— Ninguém será esquecido. Nada será esquecido.
Verão de 1973, Arganil, num comício da Oposição Democrática, durante a ditadura. Um jovem que se esqueceu de quase tudo.
Evgénia Iaroslavskaia-Markon nasceu em Moscovo em 1902. Filha de um hebraísta proeminente que trabalhou na Biblioteca Pública antes da Revolução, acompanhou a família nas suas deslocações para S. Petersburgo, onde o pai ensinou na Universidade. Na revolução de fevereiro de 1917, adolescente, participa na libertação dos presos da Capela Lituana e adere ao Partido Unido Social-Democrata (menchevique). Estudou História em Moscovo e, depois de assistir a uma conferência da Associação Livre Filosófica, transferiu-se para Filosofia. Movida por vibrantes impulsos, decide passar fome, comendo apenas rações de guerra. E, por questões filosóficas, viver entre os deserdados das cidades, os marginais, os rufias e as prostitutas, os ladrões. Ladra entre ladrões, ela acredita que os vadios são a única classe que está segura de” jamais aspirar à tomada do poder”. Em 1921, quando decorre a revolta dos marinheiros de Kronchtadt, ela é apoiante dos revoltosos contra os bolcheviques.
Em 1922 conheceu o poeta Aleksander Iaroslavski, com o qual se casa. Iaroslavski é um poeta futurista, que cresceu em Vladivostok nos últimos anos do czarismo e aí se terá destacado na cena intelectual e depois na luta armada, durante a Guerra Civil, alistado nas hostes do mítico guerrilheiro anarquista Nestor Karandarichvili, que operava na região de Irkutsk. Em 1922, quando chega a Moscovo, junta-se a um grupo literário místico conhecido como os cosmitas ou biocosmitas, um ramo dos anarco-universalistas que acredita que as forças cósmicas do mundo poderão conduzir à imortalidade (ver modernismo).

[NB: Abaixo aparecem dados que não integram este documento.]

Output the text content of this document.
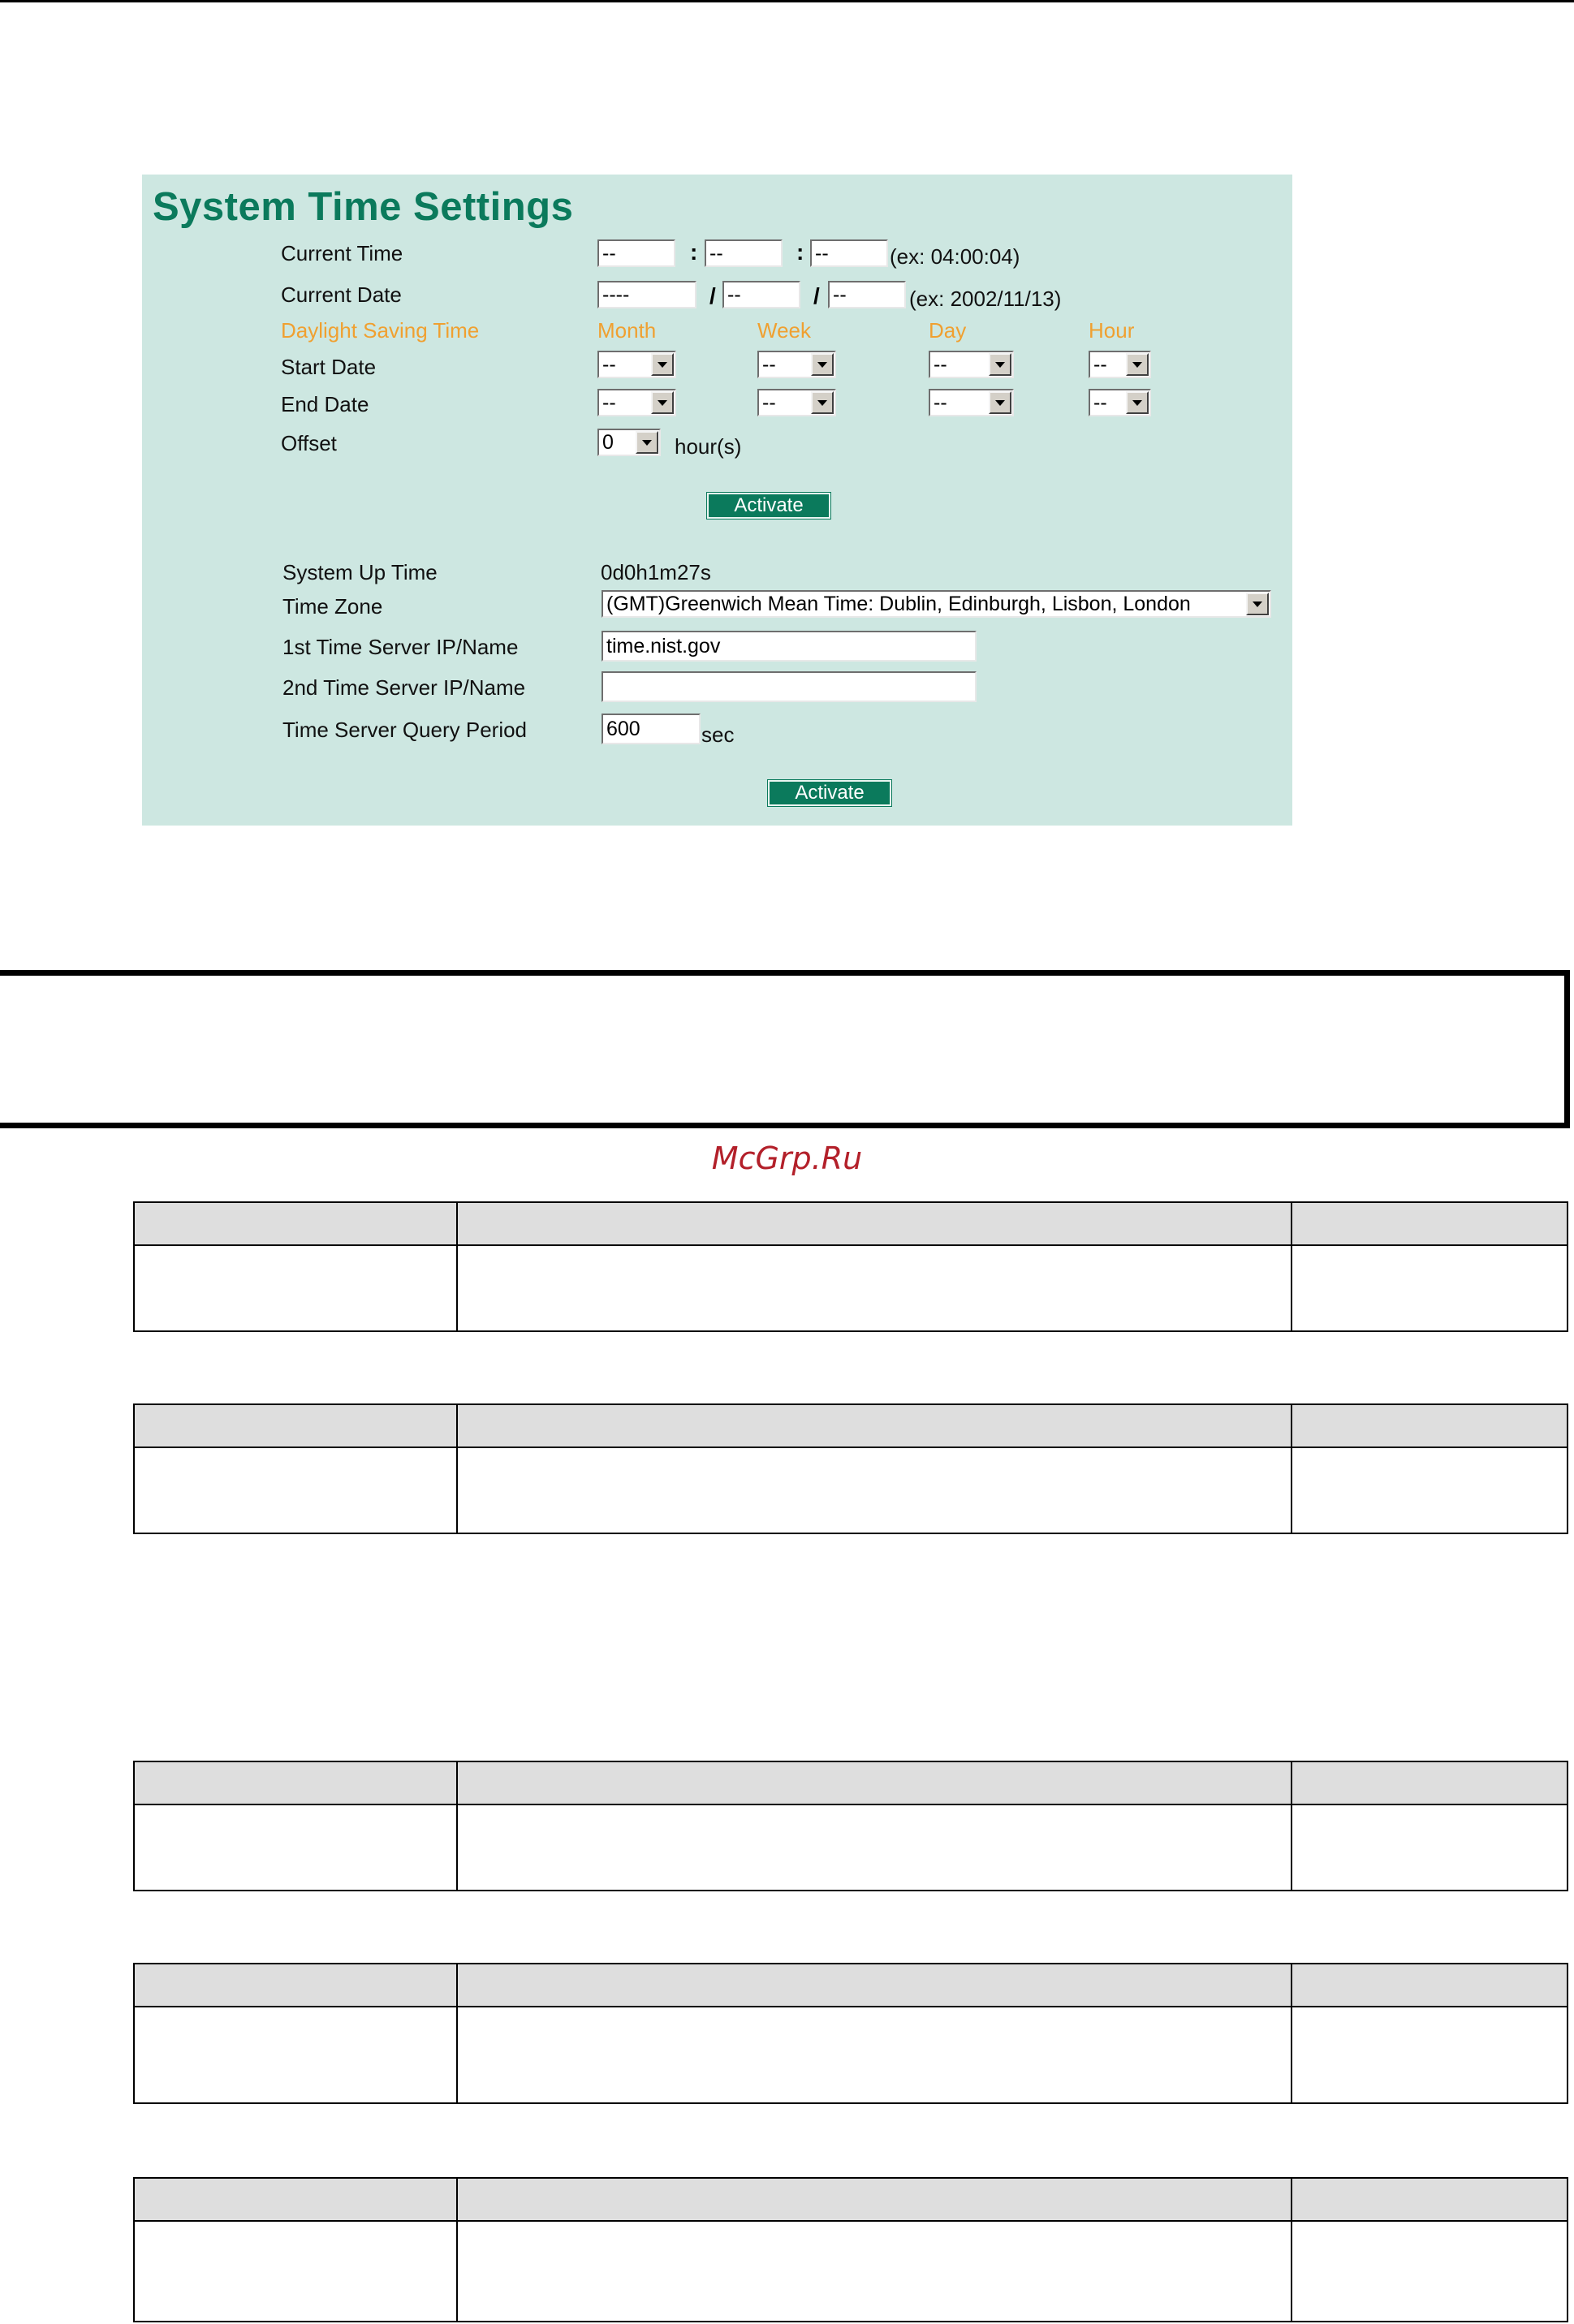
System Time Settings
Current Time	--	: --	: --	(ex: 04:00:04)
Current Date	----	/ --	/ --	(ex: 2002/11/13)
Daylight Saving Time	Month	Week	Day	Hour
Start Date	--	--	--	--
End Date	--	--	--	--
Offset	0	hour(s)
Activate
System Up Time	0d0h1m27s
Time Zone	(GMT)Greenwich Mean Time: Dublin, Edinburgh, Lisbon, London
1st Time Server IP/Name	time.nist.gov
2nd Time Server IP/Name
Time Server Query Period	600	sec
Activate
McGrp.Ru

Em 1923, na sequência de um grave acidente com um comboio, Evgénia perde ambos os pés e passa a andar com próteses. O casal dedica-se à pedagogia antirreligiosa através de palestras e debates. “Oradores itinerantes do painel anti-religioso”, é assim que depois se descreverá. Acontece então uma peripécia que marcará o futuro do casal. Um tal Gubelman cria a União Ateísta. Este indivíduo toma o pseudónimo de Emelian Iaroslavski, homónimo de Aleksander. E é destacado membro dos círculos do poder soviético. Esta confusão onomástica foi a desgraça de Aleksander Iaroslavski, que rapidamente foi proibido de realizar palestras públicas sob a acusação de veicular a pornografia.
Estes temas, a acusação de pornografia e a crença em forças místicas de imortalidade estão curiosamente na ordem do dia do esquizofascismo, uma ideologia em voga no atual círculo dominante de Federação Russa e na sua máquina mediática.
Seja como for, a proibição equivale a uma interdição de trabalho para o casal. Resolvem partir para o estrangeiro. Primeiro Berlim, em 1926, depois Paris, ilegalmente. Dão palestras em círculos de emigrados. Escrevem em publicações como o Rul (o Volante). Ela, sob pseudónimo, escreve crónicas satíricas numa rubrica a que chamou Tudo e em qualquer lugar. Sobre o lúmpen na União Soviética, os carteiristas, as tabernas, os seu temas recorrente. Em Berlim e Paris ela estuda os marginais, o seu comportamento e linguagem, as suas relações e modo de vida. Na rue de Saules, em Paris, encanta-se com o abrigo judaico para os vadios. Escreve mais tarde, que tem pena de não ter encontrado Makhno e “não ter planeado com ele algo verdadeiramente revolucionário e criminososo”. E ele escreve poesia e vai à luta com um artigo em que relata o seu conflito com a União Ateísta, onde termina dizendo que, “em virtude de uma insolente apropriação do apelido, não deseja de modo algum ser confundido com um pequeno burguês grosseirão, um estúpido oficial soviético encarregado do ateísmo governamental.”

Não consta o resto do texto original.